3. Optimize Your Images
Another step to speed up your website is by optimizing your images properly, before uploading them into your content.
Be sure to:
- name your images with a proper description in correct English;
- optimize your alt tags with your keywords;
- resize your image dimensions and angles, based on your website mission and strategy;
- reduce the file sizes of your images (e.g. compress them);
- understand which image file type to use for your site content (JPEG, GIF, and PNG);
- separate your thumbnails from main images;
- create image sitemaps;
- if you need further help, consult Google’s Webmaster Guidelines here.

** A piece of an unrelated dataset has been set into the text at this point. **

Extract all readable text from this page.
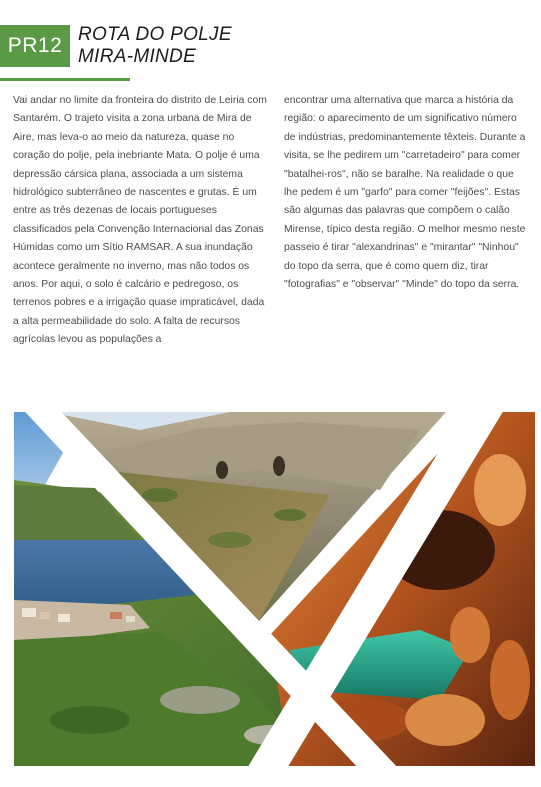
PR12 ROTA DO POLJE
MIRA-MINDE
Vai andar no limite da fronteira do distrito de Leiria com Santarém. O trajeto visita a zona urbana de Mira de Aire, mas leva-o ao meio da natureza, quase no coração do polje, pela inebriante Mata. O polje é uma depressão cársica plana, associada a um sistema hidrológico subterrâneo de nascentes e grutas. É um entre as três dezenas de locais portugueses classificados pela Convenção Internacional das Zonas Húmidas como um Sítio RAMSAR. A sua inundação acontece geralmente no inverno, mas não todos os anos. Por aqui, o solo é calcário e pedregoso, os terrenos pobres e a irrigação quase impraticável, dada a alta permeabilidade do solo. A falta de recursos agrícolas levou as populações a
encontrar uma alternativa que marca a história da região: o aparecimento de um significativo número de indústrias, predominantemente têxteis. Durante a visita, se lhe pedirem um "carretadeiro" para comer "batalhei-ros", não se baralhe. Na realidade o que lhe pedem é um "garfo" para comer "feijões". Estas são algumas das palavras que compõem o calão Mirense, típico desta região. O melhor mesmo neste passeio é tirar "alexandrinas" e "mirantar" "Ninhou" do topo da serra, que é como quem diz, tirar "fotografias" e "observar" "Minde" do topo da serra.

In relation to point number 4, I suggest a tool called ShortPixel. It basically makes your website load faster by reducing the size of your images (helping achieve better rankings in search engines).
The tool allows you to simply choose a filesize that you want to achieve. Based on that filesize the tool will apply the most optimal options to reach it. There is also the option to resize your images and to save them in different formats, where for each format (e.g. JPG, PNG, GIF) there are different compression methods and options that you can utilize.
4. Web Hosting and Loading Speed
This is, by far, the most important way to improve your website loading speed.
The choice of a reliable, fast web hosting will directly influence your blog rankings, pages loading time and probably its success.
While saving money can be your main concern, at first, I recommend looking at hosting as an investment in your business/website. Unless you are looking for a personal blog, you should skip the shared hosting solution and opt for a premium, managed or dedicated host. You will be much happier in the long run.
So, how do you choose web hosting package that will help you decrease the loading time of your site pages? Here are the most important factors to consider:
- dedicated resources. The first need is for dedicated resources option, as it will keep other websites from using your resources (e.g. processor and memory). Avoid a shared hosting plan, and opt for a VPS or a dedicated server;
- more resources. More available processing power and memory means your server can execute requests faster. (Upgrading from shared hosting to dedicated will normally offer way more available resources);
- faster hard drive. A solid state drive (SSD) loads files much faster than a standard hard drive, resulting in an excellent performance;
- local resources. Having your database and other resources directly on the web server can help improve performance versus the same resources being on another server as with some shared hosting packages.
What about my experience? I’m a satisfied Hostgator customer since 7 years. After 3, I’m on a dedicated server. And you know what? If you are obsessed with your SEO and want to fully maximize your site’s performance, get a dedicated server now. To help you with your choice process, be sure to read this complete HostGator review.
One Last Tip and Final Words
Caching in another strategy to improve your pages loading speed. Installing a proper plugin is an easy way to achieve it and this post tells you what you need to know about this matter.
That’s pretty much it, I really hope you found the tips at least a little helpful!
Even if you won’t see huge differences in loading times, keep in mind that if visitors wait just a second less, you have a higher chance of getting them to take action and that is what really matters.
Now on to you.
What are your ways to improve your blog’s loading speed?
Have you tried some of the tips I’ve shared in the post?